There are six core food elements. Sausages, bacon, eggs, black pudding, toast and ‘wet produce’. Don’t worry about the term ‘wet produce’, we will come to that shortly. You will also need a drink of some description and a sauce of choice.
Please note the plural nature of the word sausages. It has to be more than one, if you offer just one you might as well stick it up your hoop. Two is perfect, any more and you’ll be putting a strain on the NHS.
You have a little bit of choice here. You are allowed plain pork, Cumberland (Technically Cumberland may come in a ring so make it the equivalent of two sausages) or Lincolnshire.
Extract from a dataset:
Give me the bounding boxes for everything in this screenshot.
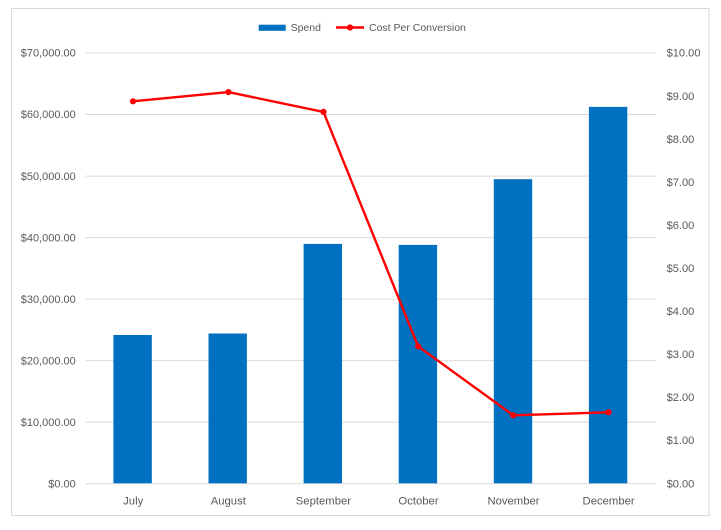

I still look back in horror on the Lads’ weekend away when my best friend picked up some chilli sausages, then when reprimanded, picked up some basil and tomato ones. Fancy sausages have their place in society but not on a Full English.
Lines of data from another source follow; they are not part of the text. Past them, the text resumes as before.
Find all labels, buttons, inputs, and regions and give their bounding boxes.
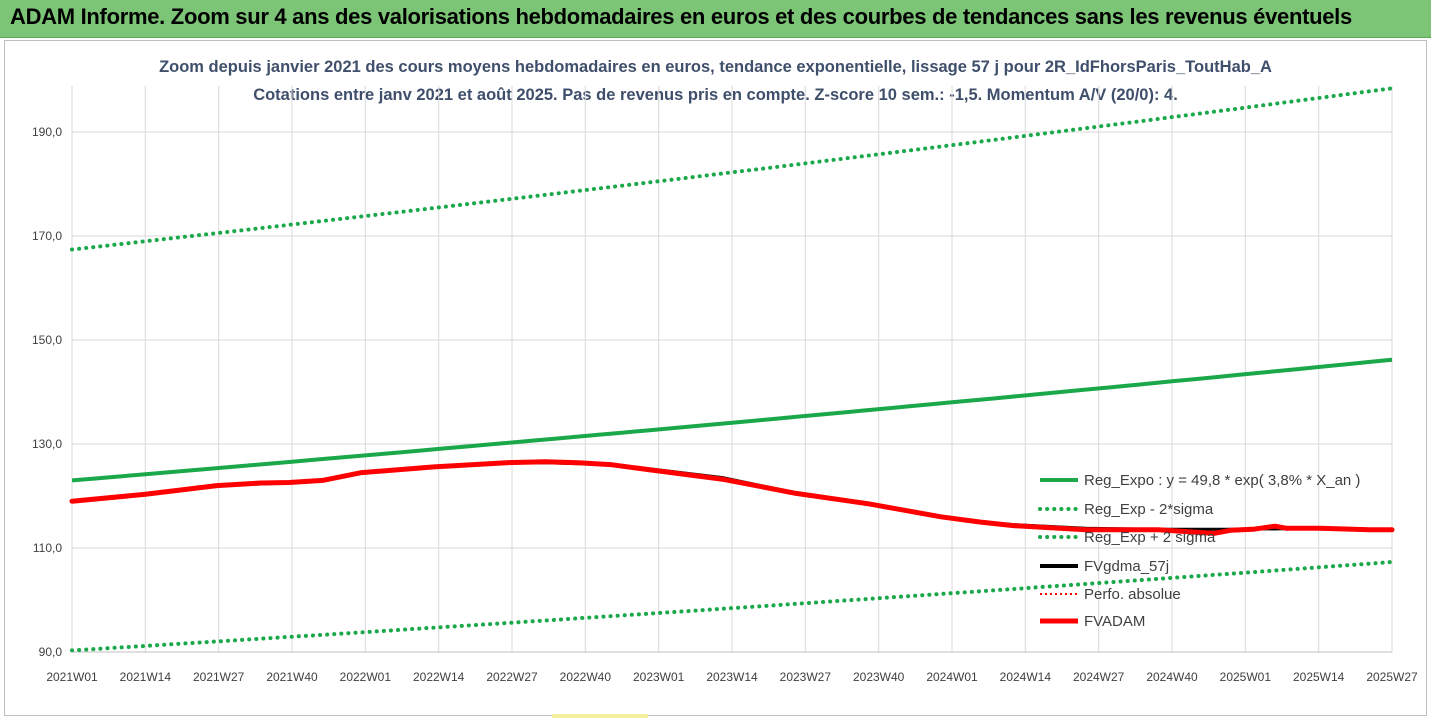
y-tick-label: 150,0 (32, 333, 62, 347)
x-tick-label: 2024W27 (1073, 670, 1125, 684)
legend-label: Reg_Exp - 2*sigma (1084, 501, 1214, 518)
legend-label: FVgdma_57j (1084, 558, 1169, 575)
x-tick-label: 2023W14 (706, 670, 758, 684)
x-tick-label: 2025W27 (1366, 670, 1418, 684)
x-tick-label: 2021W01 (46, 670, 98, 684)
x-tick-label: 2025W14 (1293, 670, 1345, 684)
x-tick-label: 2023W01 (633, 670, 685, 684)
x-tick-label: 2021W40 (266, 670, 318, 684)
reg-expo-line (71, 357, 1393, 483)
legend-label: Reg_Exp + 2 sigma (1084, 529, 1216, 546)
scroll-indicator (552, 714, 648, 718)
chart-title: Zoom depuis janvier 2021 des cours moyen… (159, 58, 1272, 76)
x-tick-label: 2025W01 (1220, 670, 1272, 684)
y-tick-label: 90,0 (39, 645, 63, 659)
x-tick-label: 2021W14 (120, 670, 172, 684)
x-tick-label: 2024W01 (926, 670, 978, 684)
report-title: ADAM Informe. Zoom sur 4 ans des valoris… (10, 4, 1352, 29)
fvadam-line (69, 459, 1395, 536)
x-tick-label: 2022W27 (486, 670, 538, 684)
y-tick-label: 130,0 (32, 437, 62, 451)
x-tick-label: 2022W14 (413, 670, 465, 684)
report-banner: ADAM Informe. Zoom sur 4 ans des valoris… (0, 0, 1431, 38)
x-tick-label: 2024W40 (1146, 670, 1198, 684)
legend-label: FVADAM (1084, 613, 1145, 630)
x-tick-label: 2021W27 (193, 670, 245, 684)
chart-subtitle: Cotations entre janv 2021 et août 2025. … (253, 86, 1178, 104)
x-tick-label: 2022W40 (560, 670, 612, 684)
x-tick-label: 2022W01 (340, 670, 392, 684)
x-tick-label: 2024W14 (1000, 670, 1052, 684)
legend-label: Perfo. absolue (1084, 586, 1181, 603)
x-tick-label: 2023W27 (780, 670, 832, 684)
y-tick-label: 170,0 (32, 229, 62, 243)
x-tick-label: 2023W40 (853, 670, 905, 684)
reg-exp-plus-2sigma-line (70, 86, 1394, 252)
y-tick-label: 110,0 (33, 541, 62, 555)
legend-label: Reg_Expo : y = 49,8 * exp( 3,8% * X_an ) (1084, 472, 1360, 489)
reg-exp-minus-2sigma-line (70, 560, 1394, 653)
y-tick-label: 190,0 (32, 125, 62, 139)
Buy the best quality you can afford, cheap sausages are a false economy and you will regret it later.
Sausages can be grilled, fried or even done in the oven if you are that way inclined.
Again, choose the best quality you can afford, back bacon usually does the job. There are two options here, smoked or unsmoked. I prefer unsmoked, we’re not auditioning for Masterchef here but each to their own.
Bacon is best grilled but hoy it in a frying pan if you must.
Not duck eggs, quail’s eggs, ostrich eggs or any other crazy shit, just plain old eggs that come out of a chicken’s arse. Fresh as you can and Free Range if torturing chickens offends you.
There’s a range of options here, fried, scrambled or even poached. I prefer fried and I’m open to the other two although poached are always a risk. Please don’t ask for ‘sunny side up’ or ‘eggs over easy’ we aren’t Yankee Doodle Dandies, this is a Full English, the clue is in the title.
You may wish to argue this point. Don’t bother, you are wrong. Black Pudding is a must on any Full English and if you don’t like the taste of pig’s blood, you need to see a doctor.
Quite simple, whatever bread you like toasted. If you are asked if you would like white or brown, choose one. Don’t say ‘whatever is easiest’, they put it in a bloody toaster, they aren’t painting it.
Not as worrying as it sounds, wet produce is merely tomatoes or beans or both if you prefer. Tomatoes have to be grilled, tinned tomatoes have no place on a Full English, we’re not peasants.
Three options here. Fresh orange, tea or coffee. You are allowed both fresh orange and one of tea or coffee. I prefer black coffee and some traditionalists will insist on milky tea but they are mainly wrong ‘uns because milky tea reminds them of suckling on their mother as a child.
Brown for me, HP as first choice and Daddy’s as a more than adequate substitute.
If you must choose red, go for Heinz but red sauce always has the hint of Reactolite glasses, sweaty palms and hanging about outside of schoolyards.
I’m not going to spend too long on optional extras, just going to split them into two groups. Those that I would choose to have on a Full English and those that I wouldn’t automatically choose but will allow to stop some of you from bleating on.
My choice of Optional Extras
Mushrooms, not for everyone but I’m a fan.
White pudding, not always easy to get hold of but an absolute delight.
Square sausage. Never in place of the core sausage but a decent extra.
Optional Optional Extras
Fried Bread. Bit greasy for me and you already have your toast but it is traditional.
Hash Browns. I’m a bit reluctant to allow this. They are American and have no place on a Full English but American culture is taking over and I can’t be arsed with the protesting fatties outside of my house if I don’t allow them.
Not allowed ever, don’t even think about it
If an ingredient hasn’t been mentioned above then it isn’t welcome on a Full English but for the avoidance of any doubt, here are a few things that are on the banned list and will result in severe penalties if ever spotted on or near to the plate.
Beef sausage, chips, cheese, ‘breakfast gravy’ and ‘breakfast Yorkshire puddings’ (you have been warned Toby Carvery), smoothies, hard boiled eggs, bubble and squeak, beef burgers or, under no circumstances whatsoever, vegetarian substitutes.
As promised, the rules are simple, I hope I have whetted your appetite. Enjoy your breakfast.